Benedicto XVI, 13 de febrero de 2012

Reflexión

Siempre me ha parecido lo más normal, que un hombre haga todo lo que está a su alcance para conseguir la perla o el tesoro más valioso del mundo. Eso fue lo que hizo Kalif. No tenía trabajo y los problemas económicos empezaban a ser cada vez más serios para su familia. Una noche, soñó que bajo el puente que unía la ciudad con el resto del valle, había un tesoro.

De madrugada se levantó, fue al puente y comenzó a cavar. La policía le vio excavando y dudó de sus intenciones. El pobre Kalif, después de unos intentos por evitar la respuesta, se sinceró: hoy soñé que debajo del puente había un tesoro y por ello vine aquí.

Uno de los policías con ironía le respondió: ¿cómo es posible que usted crea eso? Fíjese, hoy también soñé yo que debajo de la casa de un tal Kalif había un tesoro escondido. ¿Usted cree que me lo voy a creer?. Kalif calló, regresó a su casa, excavó y encontró el tesoro.
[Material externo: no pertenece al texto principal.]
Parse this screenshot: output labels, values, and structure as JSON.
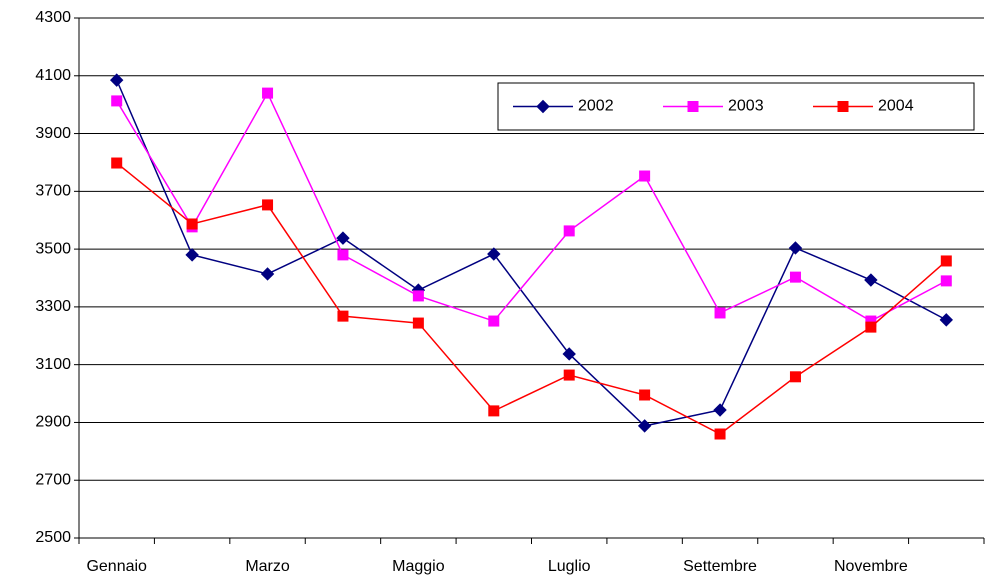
{
  "chart_data": {
    "type": "line",
    "categories": [
      "Gennaio",
      null,
      "Marzo",
      null,
      "Maggio",
      null,
      "Luglio",
      null,
      "Settembre",
      null,
      "Novembre",
      null
    ],
    "series": [
      {
        "name": "2002",
        "color": "#000080",
        "marker": "diamond",
        "values": [
          4085,
          3480,
          3414,
          3538,
          3358,
          3483,
          3137,
          2888,
          2943,
          3504,
          3393,
          3255
        ]
      },
      {
        "name": "2003",
        "color": "#ff00ff",
        "marker": "square",
        "values": [
          4013,
          3577,
          4040,
          3480,
          3338,
          3251,
          3563,
          3753,
          3279,
          3403,
          3251,
          3390
        ]
      },
      {
        "name": "2004",
        "color": "#ff0000",
        "marker": "square",
        "values": [
          3798,
          3587,
          3653,
          3268,
          3244,
          2940,
          3064,
          2995,
          2860,
          3058,
          3230,
          3459
        ]
      }
    ],
    "ylim": [
      2500,
      4300
    ],
    "yticks": [
      2500,
      2700,
      2900,
      3100,
      3300,
      3500,
      3700,
      3900,
      4100,
      4300
    ],
    "grid": true,
    "legend": "upper right"
  }
}
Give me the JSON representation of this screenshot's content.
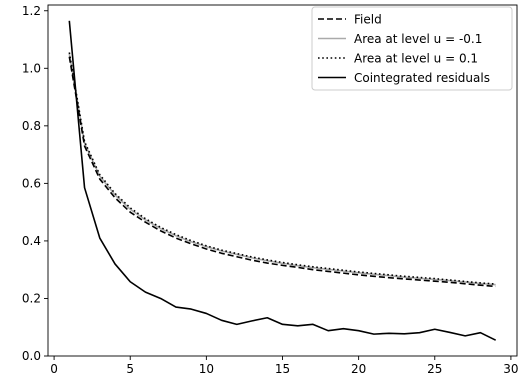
{
  "chart_data": {
    "type": "line",
    "title": "",
    "xlabel": "",
    "ylabel": "",
    "xlim": [
      -0.4,
      30.4
    ],
    "ylim": [
      0.0,
      1.22
    ],
    "xticks": [
      0,
      5,
      10,
      15,
      20,
      25,
      30
    ],
    "yticks": [
      0.0,
      0.2,
      0.4,
      0.6,
      0.8,
      1.0,
      1.2
    ],
    "xtick_labels": [
      "0",
      "5",
      "10",
      "15",
      "20",
      "25",
      "30"
    ],
    "ytick_labels": [
      "0.0",
      "0.2",
      "0.4",
      "0.6",
      "0.8",
      "1.0",
      "1.2"
    ],
    "grid": false,
    "legend_position": "top-right",
    "x": [
      1,
      2,
      3,
      4,
      5,
      6,
      7,
      8,
      9,
      10,
      11,
      12,
      13,
      14,
      15,
      16,
      17,
      18,
      19,
      20,
      21,
      22,
      23,
      24,
      25,
      26,
      27,
      28,
      29
    ],
    "series": [
      {
        "name": "Field",
        "style": "dashed",
        "color": "#000000",
        "values": [
          1.04,
          0.73,
          0.615,
          0.55,
          0.5,
          0.465,
          0.435,
          0.41,
          0.39,
          0.372,
          0.357,
          0.345,
          0.333,
          0.323,
          0.315,
          0.308,
          0.3,
          0.294,
          0.288,
          0.282,
          0.277,
          0.272,
          0.268,
          0.264,
          0.26,
          0.256,
          0.251,
          0.246,
          0.242
        ]
      },
      {
        "name": "Area at level u = -0.1",
        "style": "solid",
        "color": "#aaaaaa",
        "values": [
          1.05,
          0.74,
          0.625,
          0.56,
          0.51,
          0.473,
          0.443,
          0.418,
          0.397,
          0.38,
          0.365,
          0.353,
          0.341,
          0.331,
          0.322,
          0.314,
          0.307,
          0.301,
          0.295,
          0.289,
          0.284,
          0.279,
          0.274,
          0.27,
          0.266,
          0.262,
          0.257,
          0.252,
          0.248
        ]
      },
      {
        "name": "Area at level u = 0.1",
        "style": "dotted",
        "color": "#000000",
        "values": [
          1.055,
          0.745,
          0.63,
          0.565,
          0.515,
          0.477,
          0.447,
          0.422,
          0.401,
          0.383,
          0.368,
          0.356,
          0.344,
          0.334,
          0.325,
          0.317,
          0.31,
          0.304,
          0.298,
          0.292,
          0.287,
          0.282,
          0.277,
          0.273,
          0.269,
          0.264,
          0.259,
          0.254,
          0.25
        ]
      },
      {
        "name": "Cointegrated residuals",
        "style": "solid",
        "color": "#000000",
        "values": [
          1.165,
          0.585,
          0.41,
          0.32,
          0.258,
          0.222,
          0.2,
          0.17,
          0.163,
          0.148,
          0.124,
          0.11,
          0.122,
          0.133,
          0.11,
          0.105,
          0.11,
          0.088,
          0.095,
          0.088,
          0.076,
          0.079,
          0.077,
          0.081,
          0.093,
          0.082,
          0.07,
          0.081,
          0.055
        ]
      }
    ]
  }
}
El problema no es buscar el tesoro, sino saber dónde se encuentran los tesoros que Dios ha preparado para nuestra vida. ¿Cuáles son tus tesoros? ¿Consideras tu vida matrimonial y tus hijos, verdaderos tesoros o no te das cuenta del regalo que Dios te ha concedido, porque sólo sientes el cansancio y el sudor que produce el remover la tierra para disfrutar de ellos?

¿Alguna vez has experimentado el valor de la Santa Misa y de la confesión, o la pereza de levantarte unos minutos antes el domingo te lo han ocultado?

Propósito

No se puede amar lo que no se conoce, por eso, buscaré participar en alguna actividad formativa en torno a la Eucaristía.

Diálogo con Cristo

Gracias, Señor, por tu generosidad porque gratuitamente y sin ningún merito de mi parte me ofreces el tesoro de la Eucaristía y tu Palabra. No tengo que vender nada, sólo debo dejar a un lado todo lo que me pueda apartar de Ti. Ayúdame a ser santo al saber aprovechar cada minuto de la vida que me has regalado para crecer en el amor a Ti y a los demás.